Eran las seis o las siete cuando mi padre se marchaba a trabajar. Una vez se había duchado, vestido, desayunado y recogido, eventualmente, los útiles que debía llevarse en la furgoneta (un taladrador, unas losas de mármol) recordaba que le quedaba una cosa más por hacer antes de irse. Despertarme.
Yo me levantaba a trompicones, buscaba a tientas los zapatos al pie de la cama, recogía mi pequeña almohada y, balanceándome aún entre el mundo de los sueños y el de los sentidos, recorría el pasillo y entraba en el dormitorio de mis padres. Nadaba entre la penumbra de persianas cerradas hasta encontrar la cama de matrimonio y, entonces, me sumergía, acurrucándome junto al cuerpo soñoliento de mi madre.
Una vez allí, abrazada a su cuello y anestesiada por su inconfundible aroma –el de cada madre- y sintiendo, también, esa inexplicable sensación de invulnerabilidad que me rodeaba cuando ella me abrazaba, podía permitirme volver a soñar de nuevo. Esta vez a mayor escala, con mayor colorido, hasta el último y polvoriento rincón del último sueño posible.
Sobre todo los días que podía escuchar, a través de la pared, la música clásica que ponía mi vecino de al lado -tipo excéntrico como pocos, pero capaz de apreciar la belleza con una vehemencia tan singular como su persona-. Así fueron mis primeros contactos con esa deliciosa pócima sonora, capaz de conseguir que cualquier sonido cotidiano sonara horrendo y fuera de lugar, como una mano arañando una pizarra.

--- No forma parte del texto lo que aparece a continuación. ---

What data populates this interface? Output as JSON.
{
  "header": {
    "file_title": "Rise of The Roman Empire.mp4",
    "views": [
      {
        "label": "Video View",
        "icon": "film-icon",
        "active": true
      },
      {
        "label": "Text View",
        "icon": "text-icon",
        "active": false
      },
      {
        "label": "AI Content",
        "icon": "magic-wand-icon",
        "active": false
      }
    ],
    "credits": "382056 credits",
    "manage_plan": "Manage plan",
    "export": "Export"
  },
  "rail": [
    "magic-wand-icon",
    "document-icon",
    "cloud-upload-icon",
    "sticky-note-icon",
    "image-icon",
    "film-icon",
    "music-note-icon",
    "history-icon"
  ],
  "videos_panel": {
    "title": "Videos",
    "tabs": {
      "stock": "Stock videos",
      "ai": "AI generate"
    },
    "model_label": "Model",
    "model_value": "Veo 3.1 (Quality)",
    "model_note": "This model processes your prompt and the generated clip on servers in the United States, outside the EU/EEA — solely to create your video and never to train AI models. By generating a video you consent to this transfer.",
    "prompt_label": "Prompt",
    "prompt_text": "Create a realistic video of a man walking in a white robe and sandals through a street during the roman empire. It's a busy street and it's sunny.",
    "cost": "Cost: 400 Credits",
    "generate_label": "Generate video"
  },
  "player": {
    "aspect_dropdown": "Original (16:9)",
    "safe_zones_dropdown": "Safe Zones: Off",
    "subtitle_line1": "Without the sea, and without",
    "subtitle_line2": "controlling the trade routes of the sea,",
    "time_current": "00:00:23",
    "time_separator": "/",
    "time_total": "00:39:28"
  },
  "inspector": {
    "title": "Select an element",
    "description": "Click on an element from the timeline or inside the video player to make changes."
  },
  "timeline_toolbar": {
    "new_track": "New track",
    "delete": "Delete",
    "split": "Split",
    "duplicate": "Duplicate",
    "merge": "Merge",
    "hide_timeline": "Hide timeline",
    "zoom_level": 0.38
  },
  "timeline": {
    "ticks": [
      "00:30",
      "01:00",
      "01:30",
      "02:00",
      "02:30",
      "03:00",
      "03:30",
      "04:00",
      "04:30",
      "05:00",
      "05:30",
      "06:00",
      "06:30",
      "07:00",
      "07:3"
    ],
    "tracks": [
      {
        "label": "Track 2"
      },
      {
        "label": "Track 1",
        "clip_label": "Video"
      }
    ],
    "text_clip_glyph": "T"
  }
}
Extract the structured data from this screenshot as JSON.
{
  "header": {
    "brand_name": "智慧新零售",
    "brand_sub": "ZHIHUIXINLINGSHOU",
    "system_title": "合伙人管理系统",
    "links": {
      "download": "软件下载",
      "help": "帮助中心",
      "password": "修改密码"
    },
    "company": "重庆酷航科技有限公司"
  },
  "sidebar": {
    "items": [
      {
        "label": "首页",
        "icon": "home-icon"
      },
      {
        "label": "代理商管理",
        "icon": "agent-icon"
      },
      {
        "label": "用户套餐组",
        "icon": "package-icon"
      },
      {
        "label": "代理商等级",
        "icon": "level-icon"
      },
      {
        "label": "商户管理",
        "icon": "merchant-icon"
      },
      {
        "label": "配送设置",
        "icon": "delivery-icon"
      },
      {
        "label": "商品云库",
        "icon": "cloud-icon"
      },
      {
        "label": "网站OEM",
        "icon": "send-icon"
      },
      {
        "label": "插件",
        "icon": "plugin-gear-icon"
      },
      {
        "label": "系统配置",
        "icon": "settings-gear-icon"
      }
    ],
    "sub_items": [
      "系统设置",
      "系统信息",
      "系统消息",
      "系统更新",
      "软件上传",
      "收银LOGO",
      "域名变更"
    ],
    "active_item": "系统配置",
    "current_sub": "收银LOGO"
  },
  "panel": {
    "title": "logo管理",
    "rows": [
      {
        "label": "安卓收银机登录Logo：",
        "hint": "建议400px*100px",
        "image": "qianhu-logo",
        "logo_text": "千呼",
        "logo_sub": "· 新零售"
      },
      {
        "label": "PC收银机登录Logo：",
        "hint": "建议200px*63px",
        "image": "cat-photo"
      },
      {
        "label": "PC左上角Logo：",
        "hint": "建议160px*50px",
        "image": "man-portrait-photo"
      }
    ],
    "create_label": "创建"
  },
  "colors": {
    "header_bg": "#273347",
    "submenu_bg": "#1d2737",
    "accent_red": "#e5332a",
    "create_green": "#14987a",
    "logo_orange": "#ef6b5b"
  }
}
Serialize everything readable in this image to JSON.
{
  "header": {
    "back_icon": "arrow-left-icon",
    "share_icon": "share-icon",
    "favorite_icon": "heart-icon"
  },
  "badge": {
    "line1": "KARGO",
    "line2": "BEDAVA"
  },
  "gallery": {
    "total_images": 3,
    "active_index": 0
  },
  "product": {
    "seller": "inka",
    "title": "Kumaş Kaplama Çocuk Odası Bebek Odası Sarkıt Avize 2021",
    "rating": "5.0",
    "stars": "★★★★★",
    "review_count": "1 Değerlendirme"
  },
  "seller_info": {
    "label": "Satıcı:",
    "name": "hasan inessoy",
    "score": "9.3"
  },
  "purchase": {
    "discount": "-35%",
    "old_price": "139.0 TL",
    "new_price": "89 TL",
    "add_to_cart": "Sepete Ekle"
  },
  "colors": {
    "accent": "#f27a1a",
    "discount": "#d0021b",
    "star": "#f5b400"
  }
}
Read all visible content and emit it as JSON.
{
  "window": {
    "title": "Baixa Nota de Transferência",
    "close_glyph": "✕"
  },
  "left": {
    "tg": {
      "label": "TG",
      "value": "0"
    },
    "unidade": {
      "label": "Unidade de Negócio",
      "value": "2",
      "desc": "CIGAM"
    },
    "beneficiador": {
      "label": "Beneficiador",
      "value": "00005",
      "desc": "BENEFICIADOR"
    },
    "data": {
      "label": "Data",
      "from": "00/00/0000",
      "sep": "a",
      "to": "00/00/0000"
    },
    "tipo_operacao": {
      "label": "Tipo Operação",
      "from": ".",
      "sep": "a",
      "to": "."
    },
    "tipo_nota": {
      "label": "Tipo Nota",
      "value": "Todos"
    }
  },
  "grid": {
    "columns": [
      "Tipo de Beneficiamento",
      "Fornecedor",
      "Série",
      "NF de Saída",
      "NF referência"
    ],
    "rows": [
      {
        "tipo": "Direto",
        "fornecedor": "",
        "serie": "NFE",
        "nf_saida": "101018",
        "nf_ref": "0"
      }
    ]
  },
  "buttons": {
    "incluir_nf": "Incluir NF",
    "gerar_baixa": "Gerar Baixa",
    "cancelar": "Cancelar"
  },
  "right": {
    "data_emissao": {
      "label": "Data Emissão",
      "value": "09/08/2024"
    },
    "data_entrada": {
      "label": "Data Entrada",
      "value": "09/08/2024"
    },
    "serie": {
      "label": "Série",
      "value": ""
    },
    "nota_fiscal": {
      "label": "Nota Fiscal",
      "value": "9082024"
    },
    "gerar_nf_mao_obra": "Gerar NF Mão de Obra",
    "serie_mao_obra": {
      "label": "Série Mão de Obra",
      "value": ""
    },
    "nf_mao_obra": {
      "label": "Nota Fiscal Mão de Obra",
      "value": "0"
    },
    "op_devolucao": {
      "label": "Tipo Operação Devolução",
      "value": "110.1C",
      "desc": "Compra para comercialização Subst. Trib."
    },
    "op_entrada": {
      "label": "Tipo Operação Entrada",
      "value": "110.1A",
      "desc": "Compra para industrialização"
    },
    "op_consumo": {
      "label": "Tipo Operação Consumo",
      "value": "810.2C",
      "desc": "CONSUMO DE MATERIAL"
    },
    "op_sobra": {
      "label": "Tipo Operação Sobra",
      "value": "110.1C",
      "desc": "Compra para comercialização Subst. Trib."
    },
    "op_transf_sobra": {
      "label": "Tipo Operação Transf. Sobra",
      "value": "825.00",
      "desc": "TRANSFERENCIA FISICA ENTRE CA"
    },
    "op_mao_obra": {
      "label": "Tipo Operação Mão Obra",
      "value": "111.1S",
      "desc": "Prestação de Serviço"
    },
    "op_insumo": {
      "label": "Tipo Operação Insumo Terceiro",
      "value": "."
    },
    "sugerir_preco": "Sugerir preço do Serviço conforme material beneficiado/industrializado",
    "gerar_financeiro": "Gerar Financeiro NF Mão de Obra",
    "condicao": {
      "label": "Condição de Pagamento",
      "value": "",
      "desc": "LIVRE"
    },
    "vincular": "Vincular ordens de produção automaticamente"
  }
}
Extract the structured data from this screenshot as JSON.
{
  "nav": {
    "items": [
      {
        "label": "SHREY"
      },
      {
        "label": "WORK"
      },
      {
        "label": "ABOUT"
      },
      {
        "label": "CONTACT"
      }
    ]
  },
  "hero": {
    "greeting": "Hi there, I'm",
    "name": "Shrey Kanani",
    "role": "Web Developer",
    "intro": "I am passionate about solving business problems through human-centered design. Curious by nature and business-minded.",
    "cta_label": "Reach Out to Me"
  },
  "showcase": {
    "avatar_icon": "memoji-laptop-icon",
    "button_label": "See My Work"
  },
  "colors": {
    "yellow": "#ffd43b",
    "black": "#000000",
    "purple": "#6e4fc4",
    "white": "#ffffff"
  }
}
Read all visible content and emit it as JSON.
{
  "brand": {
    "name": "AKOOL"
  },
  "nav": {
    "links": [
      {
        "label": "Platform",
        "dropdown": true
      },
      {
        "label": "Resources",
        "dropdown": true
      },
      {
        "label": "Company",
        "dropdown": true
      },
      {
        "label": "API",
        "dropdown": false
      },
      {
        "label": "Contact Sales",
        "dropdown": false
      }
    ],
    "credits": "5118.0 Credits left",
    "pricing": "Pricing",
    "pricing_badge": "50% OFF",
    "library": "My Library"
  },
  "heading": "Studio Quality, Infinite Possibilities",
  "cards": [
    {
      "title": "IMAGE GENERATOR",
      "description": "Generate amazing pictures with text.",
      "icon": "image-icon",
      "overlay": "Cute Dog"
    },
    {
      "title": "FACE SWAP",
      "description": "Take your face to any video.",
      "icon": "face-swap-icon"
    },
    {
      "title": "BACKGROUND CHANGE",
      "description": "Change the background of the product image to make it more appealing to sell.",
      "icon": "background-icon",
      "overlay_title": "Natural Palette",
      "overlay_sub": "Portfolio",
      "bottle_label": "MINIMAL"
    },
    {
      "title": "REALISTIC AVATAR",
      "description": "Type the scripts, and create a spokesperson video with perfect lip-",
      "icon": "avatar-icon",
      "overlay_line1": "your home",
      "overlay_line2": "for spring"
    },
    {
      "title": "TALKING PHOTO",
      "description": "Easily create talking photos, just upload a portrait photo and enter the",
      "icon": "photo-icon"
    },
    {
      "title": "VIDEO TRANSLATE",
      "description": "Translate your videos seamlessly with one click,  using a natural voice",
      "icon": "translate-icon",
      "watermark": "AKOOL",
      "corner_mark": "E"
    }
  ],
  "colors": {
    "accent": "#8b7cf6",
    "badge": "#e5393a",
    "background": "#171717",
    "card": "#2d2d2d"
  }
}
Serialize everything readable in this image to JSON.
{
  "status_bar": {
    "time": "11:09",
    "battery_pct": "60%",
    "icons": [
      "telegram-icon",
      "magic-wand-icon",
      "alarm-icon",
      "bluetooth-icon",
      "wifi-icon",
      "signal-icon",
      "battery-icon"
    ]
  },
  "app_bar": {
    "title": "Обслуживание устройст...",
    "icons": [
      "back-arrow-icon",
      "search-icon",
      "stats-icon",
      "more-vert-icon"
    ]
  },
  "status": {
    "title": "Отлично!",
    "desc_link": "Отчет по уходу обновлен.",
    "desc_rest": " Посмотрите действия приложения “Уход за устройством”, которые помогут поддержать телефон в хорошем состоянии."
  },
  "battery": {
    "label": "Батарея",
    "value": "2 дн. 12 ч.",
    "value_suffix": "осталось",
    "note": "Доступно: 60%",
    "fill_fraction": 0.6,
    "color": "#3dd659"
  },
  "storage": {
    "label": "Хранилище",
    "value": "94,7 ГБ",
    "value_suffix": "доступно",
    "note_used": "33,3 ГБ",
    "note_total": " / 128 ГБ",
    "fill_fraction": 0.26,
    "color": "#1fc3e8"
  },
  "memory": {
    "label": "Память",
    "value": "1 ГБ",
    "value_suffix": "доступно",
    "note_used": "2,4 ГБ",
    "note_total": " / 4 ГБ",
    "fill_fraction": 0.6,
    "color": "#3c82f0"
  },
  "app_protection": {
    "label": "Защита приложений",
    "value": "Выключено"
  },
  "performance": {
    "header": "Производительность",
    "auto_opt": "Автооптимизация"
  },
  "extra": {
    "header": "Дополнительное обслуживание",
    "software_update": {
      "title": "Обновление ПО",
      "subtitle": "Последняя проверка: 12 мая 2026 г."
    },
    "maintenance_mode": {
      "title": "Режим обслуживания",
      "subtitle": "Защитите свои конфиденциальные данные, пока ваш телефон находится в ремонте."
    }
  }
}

Junto a la persona que más quería en el mundo fue como llegaron a mis infantiles oídos lo que a mí se me antojaban jirones de sueños flotando en el aire.
Pero no cualquier tipo de sueños: eran los que siempre soñé, los míos, y como al instante reconocieron a su legítima dueña, se adhirieron a mi alma con alegría. Pronto aprendí a sentirlos como si siempre hubieran estado allí, a alimentarlos, a consolarlos cuando tenían miedo… ellos, por su parte, aprendieron a pertenecerme; y nos convertimos en familia, compartiendo nuestra sangre y nuestros deseos desde ese preciso instante.
Todas esas madrugadas de sábado, enhebradas en un collar de recuerdos sin principio ni fin, sirvieron para enamorarme. En esos días recién nacidos, surgió una pasión que me acompañaría el resto de mi existencia y que sería capaz de zarandearme con la fuerza con que un huracán sacude bosques y ciudades… cambiando de sitio las emociones en mi alma, alborotándolas y haciéndolas volar. De una forma tan parecida al amor que a veces, el amor, no me parece suficiente a su lado.
Hoy, cada una de esas notas que me acunaron en el limbo de mi duermevela continúan prendidas a mi espíritu. A veces me da miedo agitarlo mucho, no sea que se caigan y las pierda para siempre.
Pero no creo que eso suceda, porque cada vez son más… cada día encuentro nuevas notas que se aproximan a mi alma como en enjambre, prometiendo hacerla vibrar hasta el fin de sus días. Pues en la vida todo es armonía, y no tengo intención de perder el compás.